The thought had never crossed my mind before, but suddenly I had the urge to see old photos of him, albums upon albums, both analog and digital.
“My parents found out about Moira toward the end of that semester. They brought me back home. It was a bad summer, and it got even worse when they discovered that Moira had also come to the city and we were seeing each other behind the
ir backs.
“I stopped talking to my parents. When they sent Imogene in their stead, I basically told her that she had to choose sides, and that if she wasn’t on my side then I had nothing else to say to her either. Ever. She sat on the edge of my bed for a long time and then got up and walked out.”
He stopped for a few seconds. “When I was shipped off to England, I left the pendant behind. But four years ago it came in the mail, along with a phone number—Imogene had moved to Silicon Valley. We met for lunch that weekend. After that, it was like I told you—we saw each other every week. And once that happened I met my brother too, the next time he stopped on the West Coast.”
“And you started wearing the pendant again?”
“No, not yet. At the time it was just a sentimental relic—I put it in my nightstand drawer and went on with my residency. When we got together I never asked Imogene about our parents, and she didn’t really bring them up. But inevitably they were mentioned in passing. That way I learned bits and pieces of what they’d been doing.
“Fourteen months ago I attended a medical conference in Chicago.”
I remembered he’d told me that in all the years of their estrangement, he’d seen his parents only once, at O’Hare airport.

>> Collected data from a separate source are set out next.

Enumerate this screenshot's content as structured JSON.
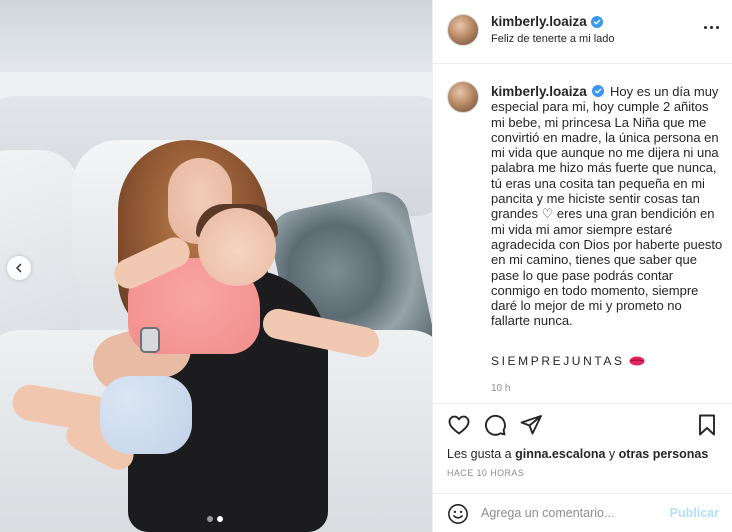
{
  "post": {
    "username": "kimberly.loaiza",
    "location": "Feliz de tenerte a mi lado",
    "caption": "Hoy es un día muy especial para mi, hoy cumple 2 añitos mi bebe, mi princesa La Niña que me convirtió en madre, la única persona en mi vida que aunque no me dijera ni una palabra me hizo más fuerte que nunca, tú eras una cosita tan pequeña en mi pancita y me hiciste sentir cosas tan grandes ♡ eres una gran bendición en mi vida mi amor siempre estaré agradecida con Dios por haberte puesto en mi camino, tienes que saber que pase lo que pase podrás contar conmigo en todo momento, siempre daré lo mejor de mi y prometo no fallarte nunca.",
    "tag": "SIEMPREJUNTAS",
    "caption_time": "10 h",
    "likes_prefix": "Les gusta a",
    "likes_user": "ginna.escalona",
    "likes_middle": "y",
    "likes_others": "otras personas",
    "post_time": "HACE 10 HORAS",
    "comment_placeholder": "Agrega un comentario...",
    "publish_label": "Publicar"
  },
  "carousel": {
    "total_slides": 2,
    "active_slide": 2
  },
  "colors": {
    "verified_blue": "#3897f0",
    "publish_disabled": "#b2dffc",
    "secondary_text": "#8e8e8e",
    "lips_red": "#e0245e"
  },
  "icons": {
    "verified": "verified-badge-icon",
    "more": "more-options-icon",
    "like": "heart-icon",
    "comment": "comment-icon",
    "share": "paper-plane-icon",
    "save": "bookmark-icon",
    "emoji": "emoji-icon",
    "prev": "chevron-left-icon",
    "lips": "lips-emoji-icon"
  }
}
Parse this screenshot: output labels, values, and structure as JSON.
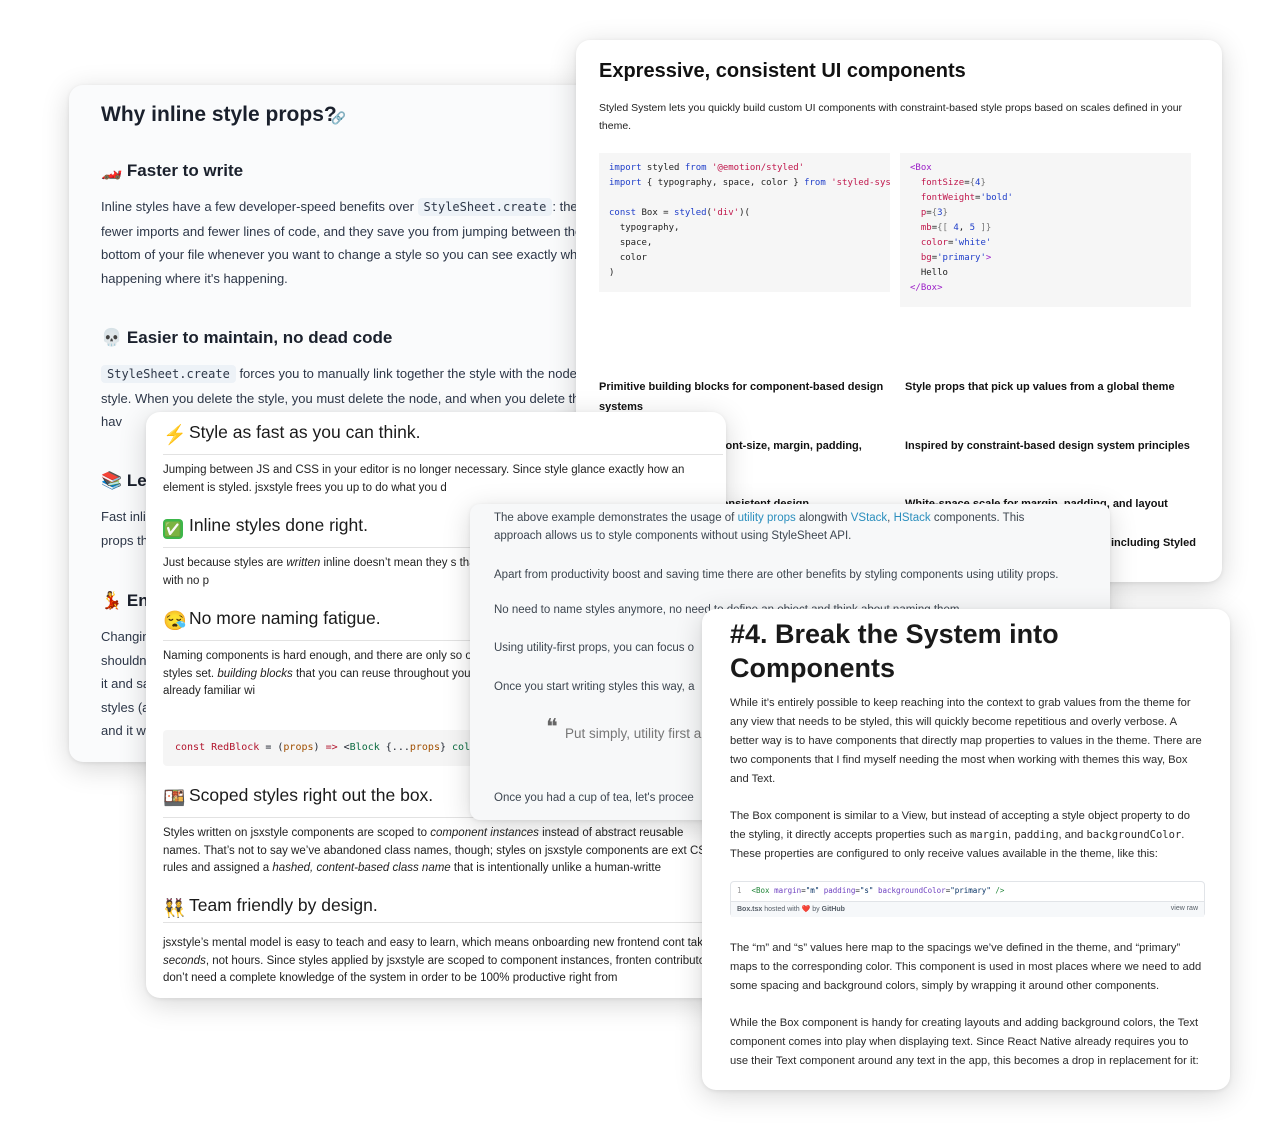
{
  "card_inline": {
    "title": "Why inline style props?",
    "link_icon": "🔗",
    "sections": [
      {
        "emoji": "🏎️",
        "heading": "Faster to write"
      },
      {
        "emoji": "💀",
        "heading": "Easier to maintain, no dead code"
      },
      {
        "emoji": "📚",
        "heading": "Les"
      },
      {
        "emoji": "💃",
        "heading": "Enc"
      }
    ],
    "p1_pre": "Inline styles have a few developer-speed benefits over ",
    "p1_code": "StyleSheet.create",
    "p1_post": ": they require fewer imports and fewer lines of code, and they save you from jumping between the top and bottom of your file whenever you want to change a style so you can see exactly what's happening where it's happening.",
    "p2_code": "StyleSheet.create",
    "p2_post": " forces you to manually link together the style with the node that uses the style. When you delete the style, you must delete the node, and when you delete the node, you hav",
    "p3": "Fast inli props th",
    "p4": "Changin shouldn it and sa styles (a and it w"
  },
  "card_styled": {
    "title": "Expressive, consistent UI components",
    "intro": "Styled System lets you quickly build custom UI components with constraint-based style props based on scales defined in your theme.",
    "features": [
      "Primitive building blocks for component-based design systems",
      "Style props that pick up values from a global theme",
      "Quickly set responsive font-size, margin, padding, width, and more",
      "Inspired by constraint-based design system principles",
      "Typographic scale for consistent design",
      "White-space scale for margin, padding, and layout",
      "including Styled"
    ]
  },
  "card_jsx": {
    "sections": [
      {
        "emoji": "⚡",
        "heading": "Style as fast as you can think.",
        "text": "Jumping between JS and CSS in your editor is no longer necessary. Since style glance exactly how an element is styled. jsxstyle frees you up to do what you d"
      },
      {
        "emoji": "✅",
        "heading": "Inline styles done right.",
        "text_pre": "Just because styles are ",
        "text_em": "written",
        "text_post": " inline doesn’t mean they s that a best-in-class developer experience comes with no p"
      },
      {
        "emoji": "😪",
        "heading": "No more naming fatigue.",
        "text_pre": "Naming components is hard enough, and there are only so of stylable components, each with a few default styles set. ",
        "text_em": "building blocks",
        "text_post": " that you can reuse throughout your applica you wish, by utilizing a paradigm you’re already familiar wi"
      },
      {
        "emoji": "🍱",
        "heading": "Scoped styles right out the box.",
        "text_pre": "Styles written on jsxstyle components are scoped to ",
        "text_em": "component instances",
        "text_mid": " instead of abstract reusable names. That’s not to say we’ve abandoned class names, though; styles on jsxstyle components are ext CSS rules and assigned a ",
        "text_em2": "hashed, content-based class name",
        "text_post": " that is intentionally unlike a human-writte"
      },
      {
        "emoji": "👯",
        "heading": "Team friendly by design.",
        "text_pre": "jsxstyle’s mental model is easy to teach and easy to learn, which means onboarding new frontend cont takes ",
        "text_em": "seconds",
        "text_post": ", not hours. Since styles applied by jsxstyle are scoped to component instances, fronten contributors don’t need a complete knowledge of the system in order to be 100% productive right from"
      }
    ]
  },
  "card_utility": {
    "p1_pre": "The above example demonstrates the usage of ",
    "link1": "utility props",
    "p1_mid": " alongwith ",
    "link2": "VStack",
    "link3": "HStack",
    "p1_post": " components. This approach allows us to style components without using StyleSheet API.",
    "p2": "Apart from productivity boost and saving time there are other benefits by styling components using utility props.",
    "p3": "No need to name styles anymore, no need to define an object and think about naming them.",
    "p4": "Using utility-first props, you can focus o",
    "p5": "Once you start writing styles this way, a",
    "quote": "Put simply, utility first a",
    "p6": "Once you had a cup of tea, let's procee"
  },
  "card_system": {
    "title": "#4. Break the System into Components",
    "p1": "While it’s entirely possible to keep reaching into the context to grab values from the theme for any view that needs to be styled, this will quickly become repetitious and overly verbose. A better way is to have components that directly map properties to values in the theme. There are two components that I find myself needing the most when working with themes this way, Box and Text.",
    "p2_pre": "The Box component is similar to a View, but instead of accepting a style object property to do the styling, it directly accepts properties such as ",
    "p2_c1": "margin",
    "p2_c2": "padding",
    "p2_c3": "backgroundColor",
    "p2_post": ". These properties are configured to only receive values available in the theme, like this:",
    "gist_line_no": "1",
    "gist_file": "Box.tsx",
    "gist_hosted": " hosted with ",
    "gist_heart": "❤️",
    "gist_by": " by ",
    "gist_github": "GitHub",
    "gist_raw": "view raw",
    "p3": "The “m” and “s” values here map to the spacings we’ve defined in the theme, and “primary” maps to the corresponding color. This component is used in most places where we need to add some spacing and background colors, simply by wrapping it around other components.",
    "p4": "While the Box component is handy for creating layouts and adding background colors, the Text component comes into play when displaying text. Since React Native already requires you to use their Text component around any text in the app, this becomes a drop in replacement for it:"
  }
}
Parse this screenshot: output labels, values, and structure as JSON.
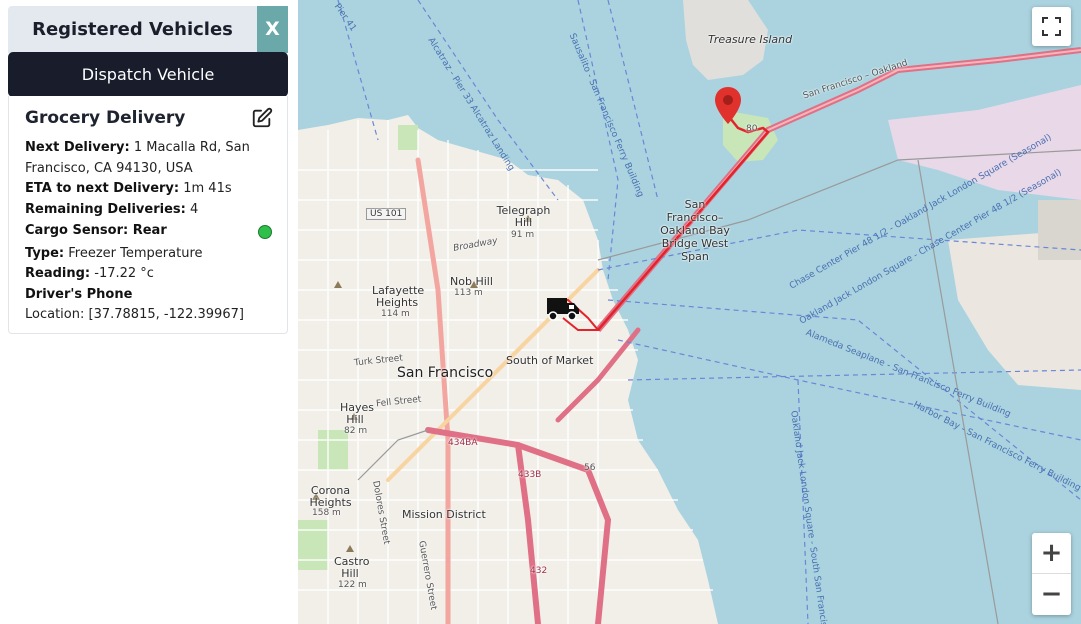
{
  "panel": {
    "title": "Registered Vehicles",
    "close_label": "X",
    "dispatch_label": "Dispatch Vehicle"
  },
  "vehicle": {
    "name": "Grocery Delivery",
    "next_delivery_label": "Next Delivery:",
    "next_delivery_value": "1 Macalla Rd, San Francisco, CA 94130, USA",
    "eta_label": "ETA to next Delivery:",
    "eta_value": "1m 41s",
    "remaining_label": "Remaining Deliveries:",
    "remaining_value": "4",
    "sensor_label": "Cargo Sensor: Rear",
    "sensor_status_color": "#2ec04a",
    "type_label": "Type:",
    "type_value": "Freezer Temperature",
    "reading_label": "Reading:",
    "reading_value": "-17.22 °c",
    "phone_label": "Driver's Phone",
    "location_label": "Location:",
    "location_value": "[37.78815, -122.39967]"
  },
  "map": {
    "zoom_in_label": "+",
    "zoom_out_label": "−",
    "route_color": "#e3232c",
    "marker_color": "#e0312c",
    "labels": {
      "treasure_island": "Treasure Island",
      "bay_bridge": "San Francisco–Oakland Bay Bridge West Span",
      "us101": "US 101",
      "telegraph_hill": "Telegraph Hill",
      "telegraph_elev": "91 m",
      "broadway": "Broadway",
      "nob_hill": "Nob Hill",
      "nob_elev": "113 m",
      "lafayette": "Lafayette Heights",
      "lafayette_elev": "114 m",
      "south_of_market": "South of Market",
      "san_francisco": "San Francisco",
      "turk": "Turk Street",
      "fell": "Fell Street",
      "hayes": "Hayes Hill",
      "hayes_elev": "82 m",
      "corona": "Corona Heights",
      "corona_elev": "158 m",
      "mission": "Mission District",
      "castro": "Castro Hill",
      "castro_elev": "122 m",
      "dolores": "Dolores Street",
      "guerrero": "Guerrero Street",
      "pier41": "Pier 41",
      "alcatraz": "Alcatraz - Pier 33 Alcatraz Landing",
      "sausalito": "Sausalito - San Francisco Ferry Building",
      "chase1": "Chase Center Pier 48 1/2 - Oakland Jack London Square (Seasonal)",
      "chase2": "Oakland Jack London Square - Chase Center Pier 48 1/2 (Seasonal)",
      "alameda": "Alameda Seaplane - San Francisco Ferry Building",
      "harbor": "Harbor Bay - San Francisco Ferry Building",
      "oakland_jack": "Oakland Jack London Square - South San Francisco",
      "sf_oakland": "San Francisco – Oakland",
      "s80a": "80",
      "r434": "434BA",
      "r433": "433B",
      "r432": "432",
      "r56": "56"
    }
  }
}
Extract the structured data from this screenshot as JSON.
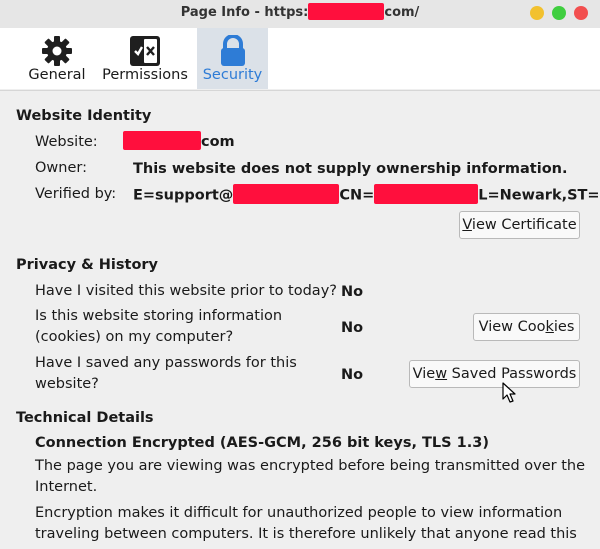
{
  "window": {
    "title_prefix": "Page Info - https:",
    "title_suffix": "com/"
  },
  "tabs": [
    {
      "label": "General",
      "icon": "gear-icon"
    },
    {
      "label": "Permissions",
      "icon": "permissions-toggle-icon"
    },
    {
      "label": "Security",
      "icon": "lock-icon",
      "selected": true
    }
  ],
  "identity": {
    "section_title": "Website Identity",
    "website_label": "Website:",
    "website_suffix": "com",
    "owner_label": "Owner:",
    "owner_value": "This website does not supply ownership information.",
    "verified_label": "Verified by:",
    "verified_part1": "E=support@",
    "verified_part2": "CN=",
    "verified_part3": "L=Newark,ST=NJ",
    "view_certificate": {
      "pre": "",
      "accel": "V",
      "post": "iew Certificate"
    }
  },
  "privacy": {
    "section_title": "Privacy & History",
    "q1": "Have I visited this website prior to today?",
    "a1": "No",
    "q2_line1": "Is this website storing information",
    "q2_line2": "(cookies) on my computer?",
    "a2": "No",
    "view_cookies": {
      "pre": "View Coo",
      "accel": "k",
      "post": "ies"
    },
    "q3_line1": "Have I saved any passwords for this",
    "q3_line2": "website?",
    "a3": "No",
    "view_passwords": {
      "pre": "Vie",
      "accel": "w",
      "post": " Saved Passwords"
    }
  },
  "technical": {
    "section_title": "Technical Details",
    "connection": "Connection Encrypted (AES-GCM, 256 bit keys, TLS 1.3)",
    "para1_line1": "The page you are viewing was encrypted before being transmitted over the",
    "para1_line2": "Internet.",
    "para2_line1": "Encryption makes it difficult for unauthorized people to view information",
    "para2_line2": "traveling between computers. It is therefore unlikely that anyone read this"
  },
  "colors": {
    "accent": "#2e7cd6",
    "redaction": "#ff0f3d",
    "selected_tab_bg": "#dbe1e8"
  }
}
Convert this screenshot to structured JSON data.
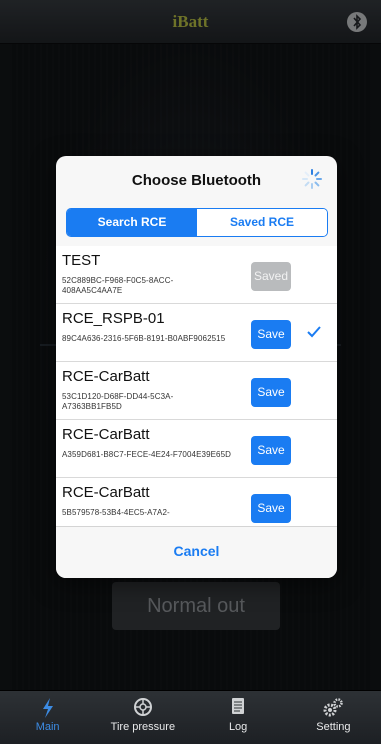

Something beeped in the kitchen. He stood up. “That’s the timer for the water.”
Without thinking I followed him into the kitchen. “And?”
“I was about to board when I saw them walking down the concourse. It had been thirteen years since our last meeting….” He gently swept the ravioli into the pot and set the timer again. “You know how you get used to living one way and you keep going? Because you’re used to it. Because that’s the way things have been for a long, long time.”
Oh, did I ever know it.
“It was like that for me,” he went on. “I’d been an orphan, essentially, and I’d become okay with it. Even when the topic of my parents came up with my siblings, even when they headed home for the holidays and I didn’t, that was just how it was.
“But then, fifteen feet from me, my parents stopped to look at flight information. My mom said something to my dad, he smiled at her, reached over, and tapped three times on the face of her watch. That’s their code for ‘I love you.’ They did that a lot in cars. When we were little, Imogene and I used to tease them mercilessly for it. Sometimes we’d belch together as soon as one of them did the watch tapping. Sometimes we’d shout, ‘Who farted?’ Prescott would try to stop himself from laughing, but he never really could. So my parents’ romantic moment always devolved into this fiasco of stupid kids giggling and elbowing one another in the back of the car.